リコー、モデルマージで“GPT-4レベル”の大規模言語モデル開発 プライベートLLMの開発効率化に貢献
リコーは9月30日、モデルマージ技術によって高性能な日本語大規模言語モデル(LLM)を開発したと発表した。東京工業大学などが開発したLLM「Llama-3-Swallow-70B」をベースにしたAIモデルで、米OpenAIのLLM「GPT-4」と同等の性能を持つとしている。
モデルマージとは、複数の学習済みのLLMモデルを組み合わせて、より性能の高いモデルを作る方法のこと。
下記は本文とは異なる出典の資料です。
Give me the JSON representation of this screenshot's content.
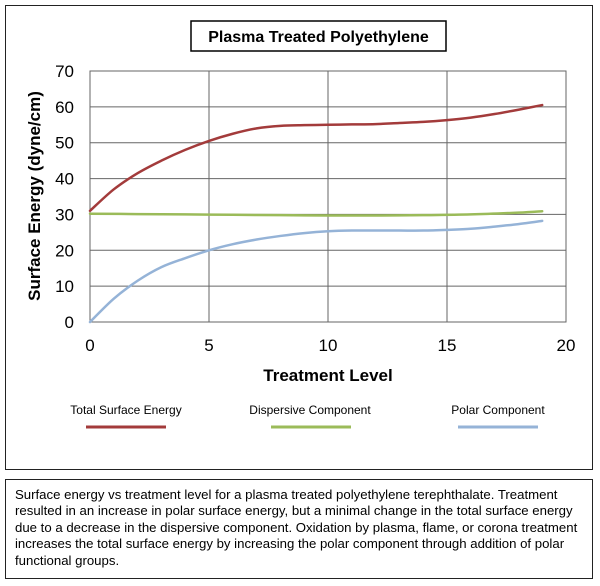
{
  "caption": "Surface energy vs treatment level for a plasma treated polyethylene terephthalate. Treatment resulted in an increase in polar surface energy, but a minimal change in the total surface energy due to a decrease in the dispersive component. Oxidation by plasma, flame, or corona treatment increases the total surface energy by increasing the polar component through addition of polar functional groups.",
  "chart_data": {
    "type": "line",
    "title": "Plasma Treated Polyethylene",
    "xlabel": "Treatment Level",
    "ylabel": "Surface Energy (dyne/cm)",
    "xlim": [
      0,
      20
    ],
    "ylim": [
      0,
      70
    ],
    "xticks": [
      0,
      5,
      10,
      15,
      20
    ],
    "yticks": [
      0,
      10,
      20,
      30,
      40,
      50,
      60,
      70
    ],
    "grid": true,
    "legend_position": "bottom",
    "series": [
      {
        "name": "Total Surface Energy",
        "color": "#a33b3b",
        "x": [
          0,
          1,
          2,
          3,
          4,
          5,
          6,
          7,
          8,
          9,
          10,
          11,
          12,
          13,
          14,
          15,
          16,
          17,
          18,
          19
        ],
        "y": [
          31,
          37,
          41.5,
          45,
          48,
          50.5,
          52.5,
          54,
          54.7,
          54.9,
          55,
          55.1,
          55.2,
          55.5,
          55.8,
          56.3,
          57,
          58,
          59.2,
          60.5
        ]
      },
      {
        "name": "Dispersive Component",
        "color": "#9bbb59",
        "x": [
          0,
          2,
          4,
          6,
          8,
          10,
          12,
          14,
          16,
          18,
          19
        ],
        "y": [
          30.2,
          30.1,
          30,
          29.9,
          29.8,
          29.7,
          29.7,
          29.8,
          30,
          30.5,
          30.9
        ]
      },
      {
        "name": "Polar Component",
        "color": "#95b3d7",
        "x": [
          0,
          1,
          2,
          3,
          4,
          5,
          6,
          7,
          8,
          9,
          10,
          11,
          12,
          13,
          14,
          15,
          16,
          17,
          18,
          19
        ],
        "y": [
          0,
          6.5,
          11.5,
          15.3,
          17.8,
          20,
          21.7,
          23,
          24,
          24.8,
          25.3,
          25.5,
          25.5,
          25.5,
          25.5,
          25.7,
          26,
          26.6,
          27.3,
          28.2
        ]
      }
    ]
  }
}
リコーは今回、Llama-3-Swallow-70Bをベースにしてモデルマージを実行。Metaの指示学習済みモデルから抽出した「Chat Vector」(AIモデルから抽出した指示追従能力のベクトルのこと)と、リコーが作成したChat Vectorを独自のノウハウでマージさせて、新たなLLMを開発した。
開発したLLMは、日本語性能の評価指標「ELYZA-tasks-100」でGPT-4と同等のスコアを記録。また、比較対象にした他のLLMでは、タスクによって回答を英語でする場合もあったが、リコー製のLLMは全てのタスクに対して日本語で回答し、高い安定性を示したという。
リコーは「AIを実際の業務に適用するには、企業固有の用語や言い回しなどを含む大量のテキストデータをLLMに学習させ、その企業独自のAIモデル(プライベートLLM)を作成する必要がある」と指摘。モデルマージ技術は、プライベートLLMや特定業務向けの高性能LLMの開発の効率化につながるとし、今後も研究開発を進める方針を示した。